BATU - Surat Perintah Mulai Kerja (SPMK) untuk perbaikan talang air dan drainase di Pasar Induk Among Tani sudah terbit pada 13 Agustus lalu. Itu artinya, proses perbaikannya sudah bisa dilakukan. Namun, pengerjaannya baru akan dimulai hari ini (18/8). Saat ini pihak ketiga masih melakukan persiapan dengan membangun basecamp untuk para tukang.
Pengerjaan ditarget tuntas 10 November mendatang. Sebab, masa kontraknya hanya 90 hari alias tiga bulan saja. Anggaran yang digelontorkan untuk perbaikan talang air dan drainase tersebut sebesar Rp 2,6 miliar.
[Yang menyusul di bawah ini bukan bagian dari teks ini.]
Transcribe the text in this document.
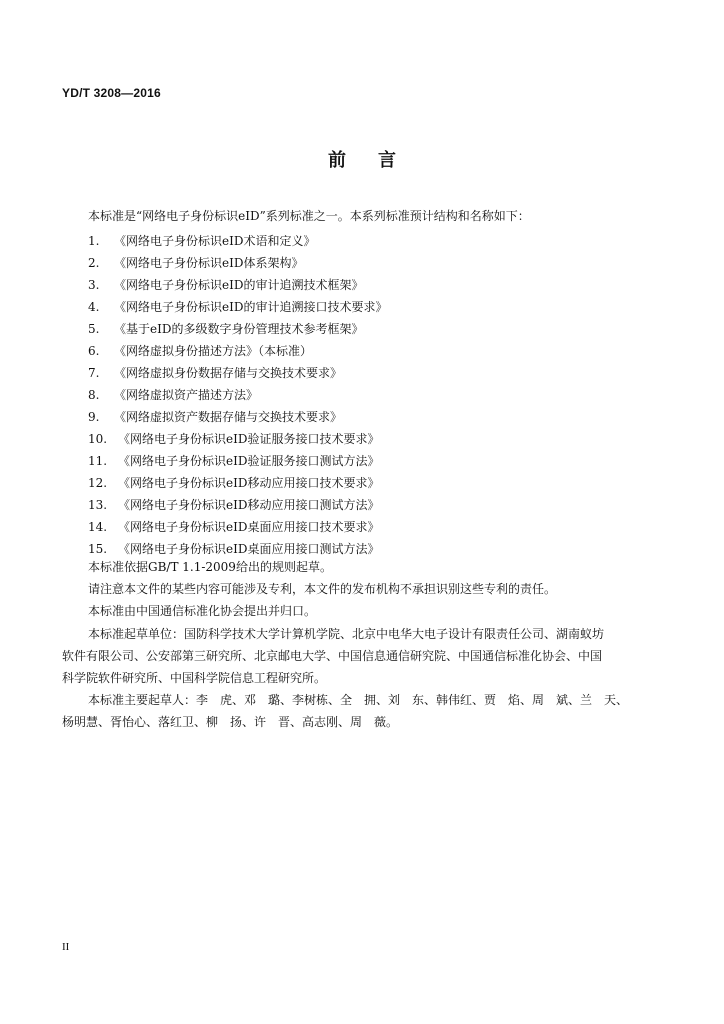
YD/T 3208—2016
前言
本标准是“网络电子身份标识eID”系列标准之一。本系列标准预计结构和名称如下：
1. 《网络电子身份标识eID术语和定义》
2. 《网络电子身份标识eID体系架构》
3. 《网络电子身份标识eID的审计追溯技术框架》
4. 《网络电子身份标识eID的审计追溯接口技术要求》
5. 《基于eID的多级数字身份管理技术参考框架》
6. 《网络虚拟身份描述方法》（本标准）
7. 《网络虚拟身份数据存储与交换技术要求》
8. 《网络虚拟资产描述方法》
9. 《网络虚拟资产数据存储与交换技术要求》
10. 《网络电子身份标识eID验证服务接口技术要求》
11. 《网络电子身份标识eID验证服务接口测试方法》
12. 《网络电子身份标识eID移动应用接口技术要求》
13. 《网络电子身份标识eID移动应用接口测试方法》
14. 《网络电子身份标识eID桌面应用接口技术要求》
15. 《网络电子身份标识eID桌面应用接口测试方法》

本标准依据GB/T 1.1-2009给出的规则起草。

请注意本文件的某些内容可能涉及专利，本文件的发布机构不承担识别这些专利的责任。

本标准由中国通信标准化协会提出并归口。

本标准起草单位：国防科学技术大学计算机学院、北京中电华大电子设计有限责任公司、湖南蚁坊
软件有限公司、公安部第三研究所、北京邮电大学、中国信息通信研究院、中国通信标准化协会、中国
科学院软件研究所、中国科学院信息工程研究所。

本标准主要起草人：李　虎、邓　璐、李树栋、全　拥、刘　东、韩伟红、贾　焰、周　斌、兰　天、
杨明慧、胥怡心、落红卫、柳　扬、许　晋、高志刚、周　薇。

II
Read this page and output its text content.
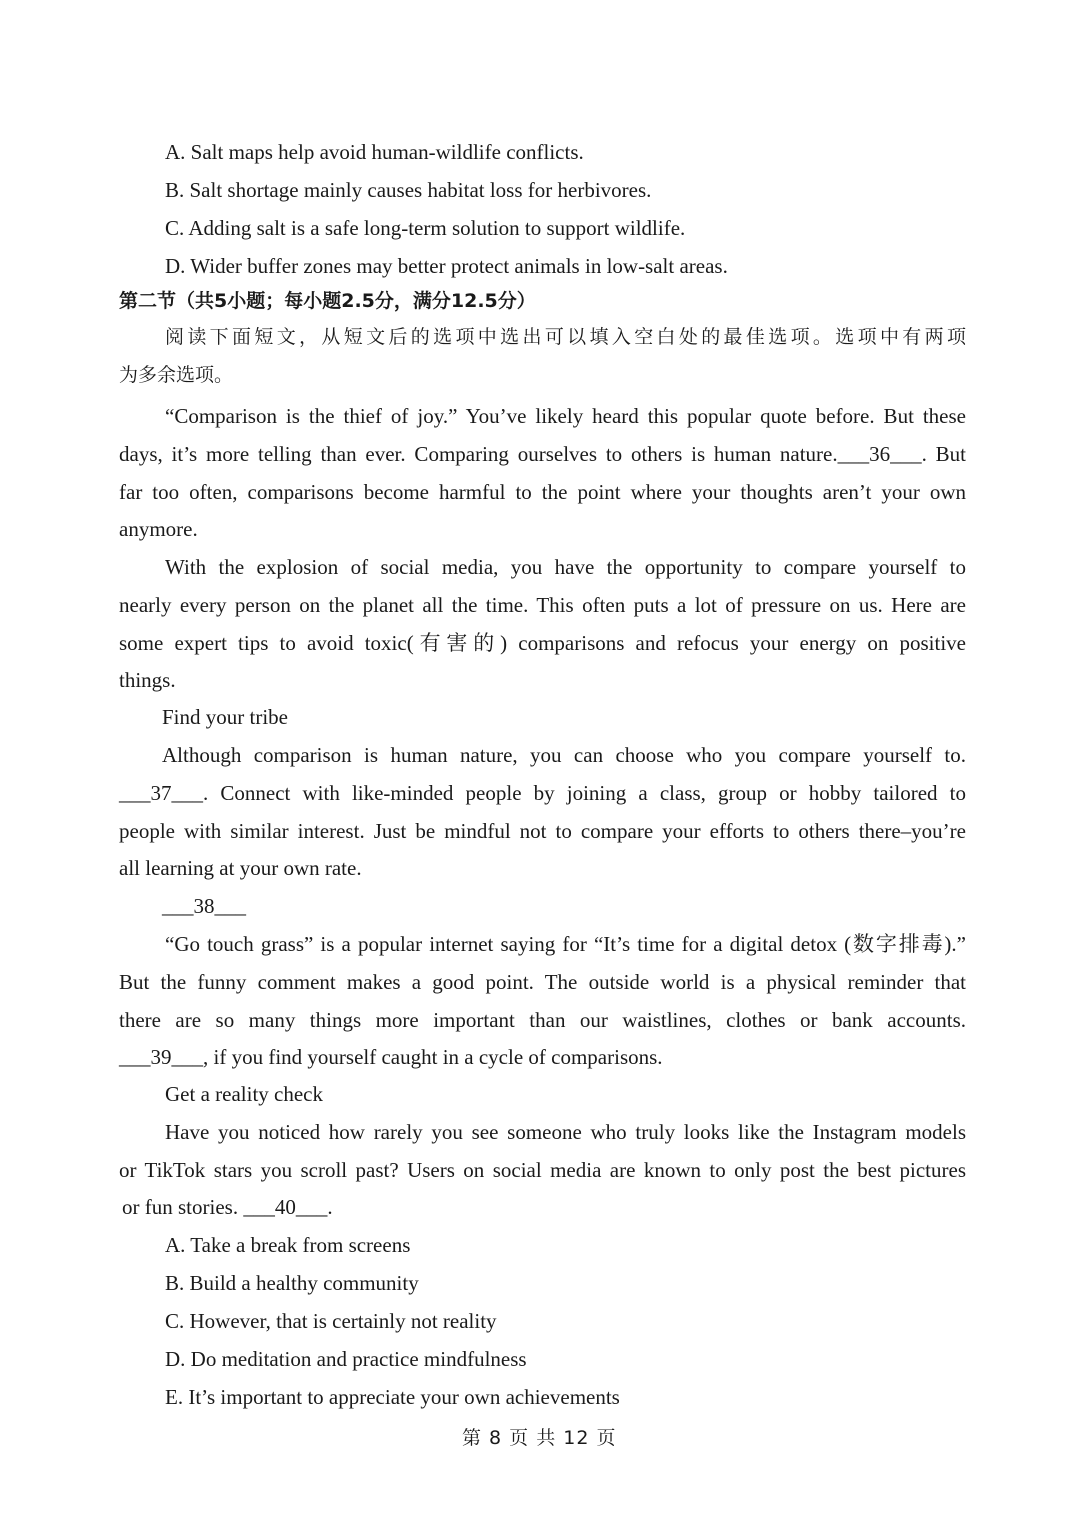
A. Salt maps help avoid human-wildlife conflicts.
B. Salt shortage mainly causes habitat loss for herbivores.
C. Adding salt is a safe long-term solution to support wildlife.
D. Wider buffer zones may better protect animals in low-salt areas.
第二节（共5小题；每小题2.5分，满分12.5分）
阅读下面短文，从短文后的选项中选出可以填入空白处的最佳选项。选项中有两项
为多余选项。
“Comparison is the thief of joy.” You’ve likely heard this popular quote before. But these
days, it’s more telling than ever. Comparing ourselves to others is human nature.___36___. But
far too often, comparisons become harmful to the point where your thoughts aren’t your own
anymore.
With the explosion of social media, you have the opportunity to compare yourself to
nearly every person on the planet all the time. This often puts a lot of pressure on us. Here are
some expert tips to avoid toxic(有害的) comparisons and refocus your energy on positive
things.
Find your tribe
Although comparison is human nature, you can choose who you compare yourself to.
___37___. Connect with like-minded people by joining a class, group or hobby tailored to
people with similar interest. Just be mindful not to compare your efforts to others there–you’re
all learning at your own rate.
___38___
“Go touch grass” is a popular internet saying for “It’s time for a digital detox (数字排毒).”
But the funny comment makes a good point. The outside world is a physical reminder that
there are so many things more important than our waistlines, clothes or bank accounts.
___39___, if you find yourself caught in a cycle of comparisons.
Get a reality check
Have you noticed how rarely you see someone who truly looks like the Instagram models
or TikTok stars you scroll past? Users on social media are known to only post the best pictures
or fun stories. ___40___.
A. Take a break from screens
B. Build a healthy community
C. However, that is certainly not reality
D. Do meditation and practice mindfulness
E. It’s important to appreciate your own achievements
第 8 页 共 12 页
Angkanya lebih kecil dibandingkan perkiraan awal yang mencapai Rp 3 miliar.
Kabid Cipta Karya Dinas Perumahan dan Kawasan Permukiman (Disperkim) Kota Batu Syeh Zaenal Arifin mengatakan ada 10 pihak penyedia turun ke lapangan pascaterbitnya SPMK. Mereka meninjau lokasi serta melakukan penyerahan proyek secara resmi. "Yang pertama dilakukan adalah perbaikan talang air di atap bangunan," terang Syeh.
Dia menjelaskan ada beberapa titik kebocoran dengan kategori yang beragam. Mulai berat hingga perlu perbaikan ekstra. Namun, ada pula yang hanya mengalami kerusakan ringan. Setelah itu, dilanjutkan perbaikan drainase. Itu untuk peningkatan kapasitas dari 5 ton menjadi 20 ton. Selain itu, akan dilakukan perbaikan tutup salurannya.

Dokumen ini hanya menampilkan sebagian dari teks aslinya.